If you are just launching a product and have zero reviews, consider an early-access program or post-purchase email sequence to generate your first batch. Tools like Yotpo, Judge.me, and Okendo make review collection straightforward.
4. Add Trust Badges Near the CTA
Trust badges — those small icons for security seals, payment methods, guarantees, and certifications — can feel like visual clutter. But the data is clear: they work. A CXL Institute study found that trust badges placed near the buy button increased conversions by 32% in tested scenarios.
The key is choosing the right badges and placing them correctly:
- Security seals (SSL, Norton, McAfee). These matter most for first-time visitors and lesser-known brands. They reassure shoppers that their payment information is safe.
- Payment method icons. Displaying Visa, Mastercard, PayPal, Apple Pay, and Shop Pay logos signals convenience and legitimacy simultaneously.
- Money-back guarantee badges. A “30-Day Money-Back Guarantee” badge near the Add to Cart button reduces perceived risk more effectively than a guarantee buried in your return policy page.
- Free shipping badges. If you offer free shipping (even conditionally), make it visible at the point of purchase decision.
Placement matters enormously. Trust badges placed in the footer have minimal impact. Badges placed directly below or beside the Add to Cart button — within the visual decision zone — are where the conversion lift happens. Think of it this way: the trust signal needs to be visible at the exact moment the shopper is deciding whether to click.
5. Show Clear Pricing with Savings
Price ambiguity is a conversion killer. According to Baymard Institute, 18% of cart abandonments happen because users could not calculate the total cost upfront. Your product page design tips should start with transparent, well-formatted pricing.

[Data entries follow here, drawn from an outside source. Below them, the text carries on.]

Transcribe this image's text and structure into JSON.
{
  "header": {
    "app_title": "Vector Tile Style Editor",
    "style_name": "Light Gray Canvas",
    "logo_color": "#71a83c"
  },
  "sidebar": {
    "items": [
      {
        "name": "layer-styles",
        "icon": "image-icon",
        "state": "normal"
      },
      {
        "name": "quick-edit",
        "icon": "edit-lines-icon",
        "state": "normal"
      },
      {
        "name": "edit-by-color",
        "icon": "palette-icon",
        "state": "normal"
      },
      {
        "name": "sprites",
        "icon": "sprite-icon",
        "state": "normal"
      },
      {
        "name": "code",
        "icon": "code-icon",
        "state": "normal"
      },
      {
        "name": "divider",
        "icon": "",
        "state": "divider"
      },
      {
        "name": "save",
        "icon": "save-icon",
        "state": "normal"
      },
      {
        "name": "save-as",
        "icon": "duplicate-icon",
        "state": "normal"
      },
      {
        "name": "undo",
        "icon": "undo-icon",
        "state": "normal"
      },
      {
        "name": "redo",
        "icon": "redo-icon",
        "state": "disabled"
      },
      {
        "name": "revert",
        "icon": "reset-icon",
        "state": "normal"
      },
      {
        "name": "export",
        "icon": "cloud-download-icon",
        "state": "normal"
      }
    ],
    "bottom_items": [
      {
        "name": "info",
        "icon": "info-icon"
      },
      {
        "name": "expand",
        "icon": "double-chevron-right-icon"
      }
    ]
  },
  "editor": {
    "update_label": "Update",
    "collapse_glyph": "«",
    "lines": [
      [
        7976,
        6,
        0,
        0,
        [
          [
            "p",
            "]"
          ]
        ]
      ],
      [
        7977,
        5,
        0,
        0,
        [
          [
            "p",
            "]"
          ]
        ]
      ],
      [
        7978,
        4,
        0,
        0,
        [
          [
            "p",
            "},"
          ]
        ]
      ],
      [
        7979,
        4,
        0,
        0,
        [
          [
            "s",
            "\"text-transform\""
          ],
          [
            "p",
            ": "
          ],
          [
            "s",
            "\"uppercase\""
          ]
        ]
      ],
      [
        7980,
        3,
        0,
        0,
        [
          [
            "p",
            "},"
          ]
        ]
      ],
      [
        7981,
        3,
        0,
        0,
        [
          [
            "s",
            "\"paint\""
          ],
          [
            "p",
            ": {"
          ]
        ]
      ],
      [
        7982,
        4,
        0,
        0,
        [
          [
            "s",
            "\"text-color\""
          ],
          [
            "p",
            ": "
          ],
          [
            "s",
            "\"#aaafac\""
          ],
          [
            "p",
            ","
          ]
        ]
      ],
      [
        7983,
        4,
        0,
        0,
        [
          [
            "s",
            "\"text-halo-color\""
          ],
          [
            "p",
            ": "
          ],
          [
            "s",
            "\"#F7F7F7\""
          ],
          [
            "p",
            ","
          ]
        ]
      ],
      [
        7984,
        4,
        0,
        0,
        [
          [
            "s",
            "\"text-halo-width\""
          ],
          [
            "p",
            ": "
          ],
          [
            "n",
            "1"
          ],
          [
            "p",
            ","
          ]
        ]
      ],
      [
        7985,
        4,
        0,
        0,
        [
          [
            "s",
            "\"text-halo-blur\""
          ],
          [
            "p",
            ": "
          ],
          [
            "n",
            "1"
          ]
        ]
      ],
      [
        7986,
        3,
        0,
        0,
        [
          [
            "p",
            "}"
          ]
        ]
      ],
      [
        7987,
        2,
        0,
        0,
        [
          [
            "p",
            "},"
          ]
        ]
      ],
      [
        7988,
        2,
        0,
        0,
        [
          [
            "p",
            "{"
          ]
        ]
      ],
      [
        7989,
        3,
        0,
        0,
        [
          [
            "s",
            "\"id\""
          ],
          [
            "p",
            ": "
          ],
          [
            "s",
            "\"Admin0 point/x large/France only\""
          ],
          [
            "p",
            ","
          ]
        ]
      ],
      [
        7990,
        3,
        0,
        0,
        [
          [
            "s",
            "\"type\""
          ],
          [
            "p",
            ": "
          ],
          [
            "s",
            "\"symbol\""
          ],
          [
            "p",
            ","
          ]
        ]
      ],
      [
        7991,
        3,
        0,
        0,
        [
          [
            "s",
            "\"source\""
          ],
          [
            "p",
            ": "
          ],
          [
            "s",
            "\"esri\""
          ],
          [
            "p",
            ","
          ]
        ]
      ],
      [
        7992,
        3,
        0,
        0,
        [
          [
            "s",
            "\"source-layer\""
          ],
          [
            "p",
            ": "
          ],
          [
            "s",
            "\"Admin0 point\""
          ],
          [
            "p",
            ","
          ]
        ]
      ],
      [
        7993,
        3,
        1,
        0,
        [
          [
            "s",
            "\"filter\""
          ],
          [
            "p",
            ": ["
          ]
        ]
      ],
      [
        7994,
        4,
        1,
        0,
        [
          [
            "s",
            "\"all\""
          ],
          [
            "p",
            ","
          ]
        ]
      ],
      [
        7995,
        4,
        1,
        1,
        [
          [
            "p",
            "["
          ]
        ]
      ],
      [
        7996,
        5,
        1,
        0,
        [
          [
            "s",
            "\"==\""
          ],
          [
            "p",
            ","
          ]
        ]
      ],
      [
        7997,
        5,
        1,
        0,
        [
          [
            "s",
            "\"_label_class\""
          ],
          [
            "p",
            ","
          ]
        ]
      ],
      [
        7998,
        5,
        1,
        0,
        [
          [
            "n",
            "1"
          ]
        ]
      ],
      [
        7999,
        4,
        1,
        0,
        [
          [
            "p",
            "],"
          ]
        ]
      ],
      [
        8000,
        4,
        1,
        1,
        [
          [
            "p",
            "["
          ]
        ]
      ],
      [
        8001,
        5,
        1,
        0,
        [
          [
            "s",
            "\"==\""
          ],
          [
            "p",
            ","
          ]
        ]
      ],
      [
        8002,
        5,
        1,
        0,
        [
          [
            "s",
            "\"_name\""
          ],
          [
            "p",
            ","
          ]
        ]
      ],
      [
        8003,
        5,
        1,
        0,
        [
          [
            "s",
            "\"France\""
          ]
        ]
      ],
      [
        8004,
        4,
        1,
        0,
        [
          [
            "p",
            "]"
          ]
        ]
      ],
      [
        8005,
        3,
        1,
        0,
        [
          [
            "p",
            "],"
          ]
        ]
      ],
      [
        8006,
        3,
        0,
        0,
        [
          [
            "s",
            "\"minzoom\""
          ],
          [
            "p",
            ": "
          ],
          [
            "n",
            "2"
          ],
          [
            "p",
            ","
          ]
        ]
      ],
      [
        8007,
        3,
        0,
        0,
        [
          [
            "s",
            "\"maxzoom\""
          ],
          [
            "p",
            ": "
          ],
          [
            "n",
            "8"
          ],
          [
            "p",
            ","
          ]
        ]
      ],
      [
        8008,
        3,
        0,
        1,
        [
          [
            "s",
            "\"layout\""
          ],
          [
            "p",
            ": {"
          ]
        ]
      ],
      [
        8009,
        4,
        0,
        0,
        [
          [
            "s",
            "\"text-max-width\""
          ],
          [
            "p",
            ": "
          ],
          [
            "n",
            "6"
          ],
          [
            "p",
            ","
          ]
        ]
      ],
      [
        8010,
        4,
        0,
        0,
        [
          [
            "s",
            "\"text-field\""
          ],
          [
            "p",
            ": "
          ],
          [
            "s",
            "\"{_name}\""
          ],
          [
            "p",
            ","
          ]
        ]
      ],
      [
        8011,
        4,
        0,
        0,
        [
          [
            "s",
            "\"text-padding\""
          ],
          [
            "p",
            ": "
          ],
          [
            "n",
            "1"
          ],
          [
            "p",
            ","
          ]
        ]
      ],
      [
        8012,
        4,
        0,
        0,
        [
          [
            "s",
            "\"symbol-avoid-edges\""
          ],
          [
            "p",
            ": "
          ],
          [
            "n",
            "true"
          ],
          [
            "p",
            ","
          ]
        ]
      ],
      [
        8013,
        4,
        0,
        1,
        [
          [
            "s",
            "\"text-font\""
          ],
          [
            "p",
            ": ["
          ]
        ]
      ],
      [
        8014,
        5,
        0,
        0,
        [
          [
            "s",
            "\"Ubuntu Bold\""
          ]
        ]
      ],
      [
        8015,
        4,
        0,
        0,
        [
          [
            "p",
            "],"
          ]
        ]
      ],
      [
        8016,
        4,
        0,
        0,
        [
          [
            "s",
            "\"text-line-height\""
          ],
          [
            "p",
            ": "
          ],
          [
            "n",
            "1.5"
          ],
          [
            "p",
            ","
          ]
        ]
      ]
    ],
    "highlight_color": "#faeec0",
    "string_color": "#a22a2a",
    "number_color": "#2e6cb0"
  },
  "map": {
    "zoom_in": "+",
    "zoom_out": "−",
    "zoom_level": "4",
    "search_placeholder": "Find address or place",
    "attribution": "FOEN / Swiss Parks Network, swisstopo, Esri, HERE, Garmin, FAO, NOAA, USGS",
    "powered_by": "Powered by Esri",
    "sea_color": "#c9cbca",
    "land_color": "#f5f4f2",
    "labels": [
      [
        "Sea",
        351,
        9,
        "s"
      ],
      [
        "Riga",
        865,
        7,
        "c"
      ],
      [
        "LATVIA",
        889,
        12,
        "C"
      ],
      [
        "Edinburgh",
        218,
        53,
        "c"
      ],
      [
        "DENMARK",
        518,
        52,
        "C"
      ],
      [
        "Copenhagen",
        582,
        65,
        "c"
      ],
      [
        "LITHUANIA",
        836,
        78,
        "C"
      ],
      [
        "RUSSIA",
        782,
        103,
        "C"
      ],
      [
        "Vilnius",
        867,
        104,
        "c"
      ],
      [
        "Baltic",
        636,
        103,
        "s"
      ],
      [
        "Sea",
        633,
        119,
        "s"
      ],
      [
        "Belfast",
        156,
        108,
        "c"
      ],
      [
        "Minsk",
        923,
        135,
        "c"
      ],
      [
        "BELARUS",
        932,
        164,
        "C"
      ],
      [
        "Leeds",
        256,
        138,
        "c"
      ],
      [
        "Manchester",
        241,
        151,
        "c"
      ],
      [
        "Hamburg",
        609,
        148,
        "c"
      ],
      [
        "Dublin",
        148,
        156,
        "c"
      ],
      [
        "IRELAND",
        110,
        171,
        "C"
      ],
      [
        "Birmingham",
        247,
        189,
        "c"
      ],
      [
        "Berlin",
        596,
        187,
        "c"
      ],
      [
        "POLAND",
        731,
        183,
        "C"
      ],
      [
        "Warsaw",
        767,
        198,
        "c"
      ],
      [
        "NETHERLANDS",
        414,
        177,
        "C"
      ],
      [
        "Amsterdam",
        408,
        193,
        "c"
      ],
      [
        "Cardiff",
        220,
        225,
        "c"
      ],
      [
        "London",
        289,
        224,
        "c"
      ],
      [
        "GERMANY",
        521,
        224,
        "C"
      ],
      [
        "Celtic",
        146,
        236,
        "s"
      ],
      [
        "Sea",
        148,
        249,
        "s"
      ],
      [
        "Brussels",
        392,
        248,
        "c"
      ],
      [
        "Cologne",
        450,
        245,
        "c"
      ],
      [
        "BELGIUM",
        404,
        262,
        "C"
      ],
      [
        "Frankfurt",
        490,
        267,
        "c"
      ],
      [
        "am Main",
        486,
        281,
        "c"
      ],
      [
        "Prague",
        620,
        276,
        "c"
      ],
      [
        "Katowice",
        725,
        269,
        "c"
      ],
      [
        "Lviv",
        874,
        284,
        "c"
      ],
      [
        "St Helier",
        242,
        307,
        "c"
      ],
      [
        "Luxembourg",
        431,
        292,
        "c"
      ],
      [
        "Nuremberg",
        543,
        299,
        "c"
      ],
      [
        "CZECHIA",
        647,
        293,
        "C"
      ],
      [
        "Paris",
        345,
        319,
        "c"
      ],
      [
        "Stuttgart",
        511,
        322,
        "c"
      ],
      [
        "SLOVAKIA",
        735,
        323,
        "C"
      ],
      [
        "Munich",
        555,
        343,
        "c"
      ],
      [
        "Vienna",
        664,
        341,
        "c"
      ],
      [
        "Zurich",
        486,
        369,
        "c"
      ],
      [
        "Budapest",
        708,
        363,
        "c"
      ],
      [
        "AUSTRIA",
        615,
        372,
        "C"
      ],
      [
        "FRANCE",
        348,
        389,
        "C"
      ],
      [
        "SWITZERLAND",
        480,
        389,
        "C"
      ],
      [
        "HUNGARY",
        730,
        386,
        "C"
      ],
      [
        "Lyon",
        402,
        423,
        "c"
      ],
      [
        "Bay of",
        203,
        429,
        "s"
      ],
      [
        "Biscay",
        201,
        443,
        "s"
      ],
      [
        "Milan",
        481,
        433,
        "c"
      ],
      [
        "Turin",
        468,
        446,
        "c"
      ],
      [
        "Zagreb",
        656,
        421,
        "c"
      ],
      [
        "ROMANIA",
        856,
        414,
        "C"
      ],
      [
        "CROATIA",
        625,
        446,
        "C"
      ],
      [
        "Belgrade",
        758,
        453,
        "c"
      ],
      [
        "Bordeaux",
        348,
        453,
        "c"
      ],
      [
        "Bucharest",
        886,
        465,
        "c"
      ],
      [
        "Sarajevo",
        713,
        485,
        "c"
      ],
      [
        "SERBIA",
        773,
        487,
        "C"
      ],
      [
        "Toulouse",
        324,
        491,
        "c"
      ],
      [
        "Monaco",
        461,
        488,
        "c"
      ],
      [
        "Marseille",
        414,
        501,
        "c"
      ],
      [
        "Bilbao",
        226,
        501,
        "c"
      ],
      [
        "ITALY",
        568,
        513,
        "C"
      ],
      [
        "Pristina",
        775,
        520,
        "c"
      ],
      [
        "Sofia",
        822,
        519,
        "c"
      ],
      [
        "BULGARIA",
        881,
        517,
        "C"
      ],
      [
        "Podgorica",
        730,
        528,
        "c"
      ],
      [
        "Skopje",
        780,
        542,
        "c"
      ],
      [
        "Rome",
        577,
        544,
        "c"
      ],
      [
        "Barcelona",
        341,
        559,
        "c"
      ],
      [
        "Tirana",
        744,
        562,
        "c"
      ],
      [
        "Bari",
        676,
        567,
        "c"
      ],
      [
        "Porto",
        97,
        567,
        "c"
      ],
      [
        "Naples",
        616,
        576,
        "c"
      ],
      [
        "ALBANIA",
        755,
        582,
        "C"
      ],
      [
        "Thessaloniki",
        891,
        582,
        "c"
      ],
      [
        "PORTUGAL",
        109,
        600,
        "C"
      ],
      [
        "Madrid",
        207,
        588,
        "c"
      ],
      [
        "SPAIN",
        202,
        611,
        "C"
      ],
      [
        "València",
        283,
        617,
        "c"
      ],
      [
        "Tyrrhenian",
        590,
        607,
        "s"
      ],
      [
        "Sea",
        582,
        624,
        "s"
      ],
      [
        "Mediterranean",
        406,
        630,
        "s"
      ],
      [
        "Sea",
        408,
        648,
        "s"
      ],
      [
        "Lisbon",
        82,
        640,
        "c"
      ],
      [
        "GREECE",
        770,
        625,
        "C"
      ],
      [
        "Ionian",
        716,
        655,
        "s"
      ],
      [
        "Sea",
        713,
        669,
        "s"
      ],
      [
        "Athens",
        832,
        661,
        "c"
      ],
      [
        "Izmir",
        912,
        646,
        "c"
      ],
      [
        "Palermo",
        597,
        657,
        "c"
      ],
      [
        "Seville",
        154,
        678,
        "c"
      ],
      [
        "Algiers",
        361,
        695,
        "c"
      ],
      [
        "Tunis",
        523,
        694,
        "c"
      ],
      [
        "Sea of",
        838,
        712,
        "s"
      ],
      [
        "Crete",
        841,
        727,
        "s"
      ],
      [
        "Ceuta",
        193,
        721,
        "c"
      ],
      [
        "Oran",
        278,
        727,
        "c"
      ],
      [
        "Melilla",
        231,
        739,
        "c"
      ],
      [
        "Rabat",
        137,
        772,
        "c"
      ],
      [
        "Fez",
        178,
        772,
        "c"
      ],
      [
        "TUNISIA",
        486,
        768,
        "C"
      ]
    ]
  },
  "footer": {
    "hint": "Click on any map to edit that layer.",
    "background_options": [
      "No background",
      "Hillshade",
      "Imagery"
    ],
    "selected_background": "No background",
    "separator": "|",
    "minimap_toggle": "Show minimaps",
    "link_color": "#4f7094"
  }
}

- Strikethrough pricing. When a product is on sale, show the original price with a strikethrough next to the discounted price. This anchoring effect makes the deal tangible. “
$89.00$59.00” is more compelling than just “$59.00.” - Show percentage or dollar savings. “Save 33%” or “You save $30” removes the mental math and makes the discount feel real. Test which framing works better for your price points — higher-priced items tend to respond better to dollar savings, while lower-priced items benefit from percentage framing.
- Offer installment options. Buy-now-pay-later integrations like Klarna, Afterpay, and Shop Pay Installments can increase average order value by 20–30%. Display the installment amount prominently: “Or 4 interest-free payments of $14.75.”
- Include tax and shipping indicators. If your prices include tax, say so. If shipping is calculated at checkout, mention it. Surprises at checkout are the number one reason for cart abandonment.
The goal is zero ambiguity. The customer should be able to glance at the price area and understand exactly what they will pay, what they are saving, and whether flexible payment is available — all within 2 seconds.
6. Create Urgency Without Being Fake
Urgency works. A well-implemented urgency signal can increase conversions by 10–30%. But fake urgency — countdown timers that reset on refresh, fabricated “only 2 left” warnings, invented purchase notifications — erodes trust and can permanently damage your brand.
In 2026, consumers are savvier than ever. They open incognito tabs, check review sites, and compare across retailers. If your urgency is fabricated, they will notice.
Here is how to create genuine urgency:
- Real-time low-stock indicators. If you genuinely have 4 units left, show it. “Only 4 left in stock” is one of the most effective conversion triggers in ecommerce — but only when it reflects actual inventory. Connect these indicators to your real inventory management system.
- Genuine limited-time offers. Seasonal sales, flash sales, and limited-edition drops create authentic scarcity. Use countdown timers only when there is a real deadline, and never reset them.
- Shipping cutoff urgency. “Order within 2 hours 14 minutes for next-day delivery” is both urgent and useful. It gives the customer a reason to act now while providing genuinely helpful information.
- Seasonal relevance. “Perfect for summer — ships in time for Memorial Day weekend” ties the purchase decision to a real-world deadline the customer already cares about.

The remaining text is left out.